182: Mot se dit dans le commerce du prix qu'on demande d'une marchandise et de l'offre qu'on en fait. (Trévoux.)

183: Idiotisme chartrain pour ne nous livrerons plus rien. Amar est un mot celtique qui se retrouve dans le bas breton, et dont, par une extension de sens, on a fait le verbe amarrer. (Falconnet, Mém. de l'Acad. des Inscript., p. 10.)

184: Trompés. Affronteur se disoit pour un faiseur de dupes. (V. Charron, La Sagesse, liv.
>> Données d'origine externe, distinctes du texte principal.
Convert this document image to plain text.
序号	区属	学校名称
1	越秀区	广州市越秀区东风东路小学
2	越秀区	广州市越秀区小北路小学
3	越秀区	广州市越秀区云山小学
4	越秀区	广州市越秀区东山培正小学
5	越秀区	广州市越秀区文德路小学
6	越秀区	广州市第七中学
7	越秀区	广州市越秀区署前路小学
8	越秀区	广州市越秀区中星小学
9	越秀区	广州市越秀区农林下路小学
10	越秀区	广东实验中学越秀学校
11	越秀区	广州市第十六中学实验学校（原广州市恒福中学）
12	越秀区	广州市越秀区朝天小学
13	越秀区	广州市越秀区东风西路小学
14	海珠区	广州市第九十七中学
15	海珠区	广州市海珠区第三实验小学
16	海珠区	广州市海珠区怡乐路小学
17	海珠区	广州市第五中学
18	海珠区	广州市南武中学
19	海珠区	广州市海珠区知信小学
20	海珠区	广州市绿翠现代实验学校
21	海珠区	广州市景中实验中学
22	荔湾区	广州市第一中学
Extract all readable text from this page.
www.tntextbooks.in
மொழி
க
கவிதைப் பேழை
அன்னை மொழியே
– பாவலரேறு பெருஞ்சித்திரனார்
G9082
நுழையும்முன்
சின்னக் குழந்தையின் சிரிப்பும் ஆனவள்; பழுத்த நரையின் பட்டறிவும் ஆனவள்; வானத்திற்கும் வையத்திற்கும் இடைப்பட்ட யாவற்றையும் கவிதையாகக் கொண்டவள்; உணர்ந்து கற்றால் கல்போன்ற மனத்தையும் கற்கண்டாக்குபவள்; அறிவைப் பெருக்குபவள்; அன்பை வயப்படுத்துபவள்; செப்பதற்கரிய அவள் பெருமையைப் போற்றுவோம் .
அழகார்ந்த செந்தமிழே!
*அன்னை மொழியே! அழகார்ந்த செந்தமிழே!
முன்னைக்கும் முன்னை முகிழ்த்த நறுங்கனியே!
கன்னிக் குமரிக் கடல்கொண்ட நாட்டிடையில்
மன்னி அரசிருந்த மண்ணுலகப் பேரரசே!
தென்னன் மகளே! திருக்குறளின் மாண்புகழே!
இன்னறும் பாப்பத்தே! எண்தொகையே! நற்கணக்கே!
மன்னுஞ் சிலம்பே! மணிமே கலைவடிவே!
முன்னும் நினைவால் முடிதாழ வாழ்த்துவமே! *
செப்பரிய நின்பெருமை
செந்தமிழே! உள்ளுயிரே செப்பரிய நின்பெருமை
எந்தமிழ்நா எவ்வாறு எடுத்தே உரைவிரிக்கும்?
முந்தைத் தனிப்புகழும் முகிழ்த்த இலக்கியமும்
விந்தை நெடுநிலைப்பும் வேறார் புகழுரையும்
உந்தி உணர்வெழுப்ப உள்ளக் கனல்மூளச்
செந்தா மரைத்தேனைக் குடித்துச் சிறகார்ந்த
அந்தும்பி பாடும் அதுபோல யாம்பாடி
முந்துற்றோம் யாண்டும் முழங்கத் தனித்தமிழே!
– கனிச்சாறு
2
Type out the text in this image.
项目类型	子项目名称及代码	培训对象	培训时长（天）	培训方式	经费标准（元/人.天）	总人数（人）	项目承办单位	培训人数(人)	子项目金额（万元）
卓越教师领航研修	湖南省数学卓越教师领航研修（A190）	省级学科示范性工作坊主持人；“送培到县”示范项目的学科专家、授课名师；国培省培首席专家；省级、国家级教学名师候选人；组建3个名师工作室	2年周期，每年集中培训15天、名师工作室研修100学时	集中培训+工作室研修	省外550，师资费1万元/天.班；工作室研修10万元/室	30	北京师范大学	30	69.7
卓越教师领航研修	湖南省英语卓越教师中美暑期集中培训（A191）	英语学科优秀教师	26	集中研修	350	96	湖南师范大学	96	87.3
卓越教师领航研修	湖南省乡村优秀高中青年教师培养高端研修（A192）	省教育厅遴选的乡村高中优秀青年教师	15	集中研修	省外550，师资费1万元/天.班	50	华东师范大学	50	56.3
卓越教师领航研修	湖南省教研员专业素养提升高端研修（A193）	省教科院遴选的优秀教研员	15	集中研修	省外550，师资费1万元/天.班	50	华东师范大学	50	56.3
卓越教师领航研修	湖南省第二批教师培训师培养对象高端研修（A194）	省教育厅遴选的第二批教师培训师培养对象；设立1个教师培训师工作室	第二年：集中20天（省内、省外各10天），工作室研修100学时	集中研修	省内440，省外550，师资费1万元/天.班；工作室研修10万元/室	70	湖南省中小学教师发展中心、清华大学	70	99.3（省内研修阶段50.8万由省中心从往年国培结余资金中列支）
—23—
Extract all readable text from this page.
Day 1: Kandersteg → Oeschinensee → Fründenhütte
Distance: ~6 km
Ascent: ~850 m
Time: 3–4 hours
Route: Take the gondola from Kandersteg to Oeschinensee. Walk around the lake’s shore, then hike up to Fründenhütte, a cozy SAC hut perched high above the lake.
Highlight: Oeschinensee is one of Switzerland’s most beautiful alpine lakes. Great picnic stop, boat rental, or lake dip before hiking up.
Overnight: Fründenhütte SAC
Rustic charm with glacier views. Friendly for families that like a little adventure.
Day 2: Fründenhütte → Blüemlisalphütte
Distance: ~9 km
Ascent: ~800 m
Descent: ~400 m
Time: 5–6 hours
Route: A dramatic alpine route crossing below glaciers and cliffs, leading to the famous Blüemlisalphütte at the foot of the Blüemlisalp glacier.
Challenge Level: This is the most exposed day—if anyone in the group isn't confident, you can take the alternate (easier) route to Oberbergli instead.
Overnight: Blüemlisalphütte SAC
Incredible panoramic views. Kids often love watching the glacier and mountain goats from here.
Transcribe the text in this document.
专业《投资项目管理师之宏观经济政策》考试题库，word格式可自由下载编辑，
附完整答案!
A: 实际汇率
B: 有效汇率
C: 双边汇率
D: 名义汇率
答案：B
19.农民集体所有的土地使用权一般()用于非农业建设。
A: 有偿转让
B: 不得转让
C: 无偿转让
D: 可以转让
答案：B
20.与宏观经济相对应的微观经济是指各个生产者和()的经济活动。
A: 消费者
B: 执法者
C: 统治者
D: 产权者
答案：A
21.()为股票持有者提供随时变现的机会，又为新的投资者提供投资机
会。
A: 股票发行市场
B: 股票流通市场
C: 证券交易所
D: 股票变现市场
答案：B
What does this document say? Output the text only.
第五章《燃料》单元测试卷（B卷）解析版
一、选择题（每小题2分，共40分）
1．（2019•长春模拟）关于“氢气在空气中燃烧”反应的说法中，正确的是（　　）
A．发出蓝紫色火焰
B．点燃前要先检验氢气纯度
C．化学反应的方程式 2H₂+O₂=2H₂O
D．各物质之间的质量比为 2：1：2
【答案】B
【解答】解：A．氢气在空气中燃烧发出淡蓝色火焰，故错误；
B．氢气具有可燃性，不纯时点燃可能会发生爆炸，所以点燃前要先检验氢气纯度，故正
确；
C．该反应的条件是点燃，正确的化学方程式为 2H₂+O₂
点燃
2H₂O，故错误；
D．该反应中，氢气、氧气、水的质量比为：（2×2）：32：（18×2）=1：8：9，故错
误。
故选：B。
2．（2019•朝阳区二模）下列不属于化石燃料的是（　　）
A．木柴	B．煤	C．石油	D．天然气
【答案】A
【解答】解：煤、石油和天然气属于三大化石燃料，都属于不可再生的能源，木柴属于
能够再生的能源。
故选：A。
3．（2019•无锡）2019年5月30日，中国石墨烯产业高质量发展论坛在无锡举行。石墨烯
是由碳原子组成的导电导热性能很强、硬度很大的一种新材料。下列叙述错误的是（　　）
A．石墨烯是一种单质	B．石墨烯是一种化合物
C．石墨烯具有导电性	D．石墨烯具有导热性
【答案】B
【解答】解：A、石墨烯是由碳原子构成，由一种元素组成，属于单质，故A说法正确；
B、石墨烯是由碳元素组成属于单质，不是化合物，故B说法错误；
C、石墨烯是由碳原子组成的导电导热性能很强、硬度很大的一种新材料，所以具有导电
I, ch. 16.)

185: Partager. V. plus loin, p. 177, note.

186: On disoit d'une étoffe de soie, peluche, velours, ou satin, qu'elle étoit à deux ou trois poils, selon le nombre des lignes jaunes marquées sur la lisière. Celles qui en portoient trois étoient les plus belles. Par extension, on disoit pour un vrai brave, en qui se trouvoit l'étoffe d'un courage sans mélange, que c'étoit un brave à trois poils.

187: Barguigner. Ce mot ne se prit d'abord que dans le sens de marchander, qu'on lui donne ici. (R. Spifame, Dicæarchiæ Henrici regis progymnasmata, arrest 224e, et Rabelais, édit. Burgaud, t. 2, p. 68.) On trouve dans une ordonnance de taxe du temps de Chartes VI: «Defense aux barguigneurs de barguigner», c'est-à-dire de marchander avant l'ouverture du marché. (Monteil, Traité des matériaux manuscrits, t. II, p. 306, 307.) Il se retrouve dans la 91e des Cent Nouvelles nouvelles, et en anglais to bargain signifie encore marchander. L'origine de ce mot vient, selon quelques-uns, d'une métaphore employée au jeu de l'Oie. (Biblioth. de l'Ecole des Chartes, 3e série, t. II, p. 304.)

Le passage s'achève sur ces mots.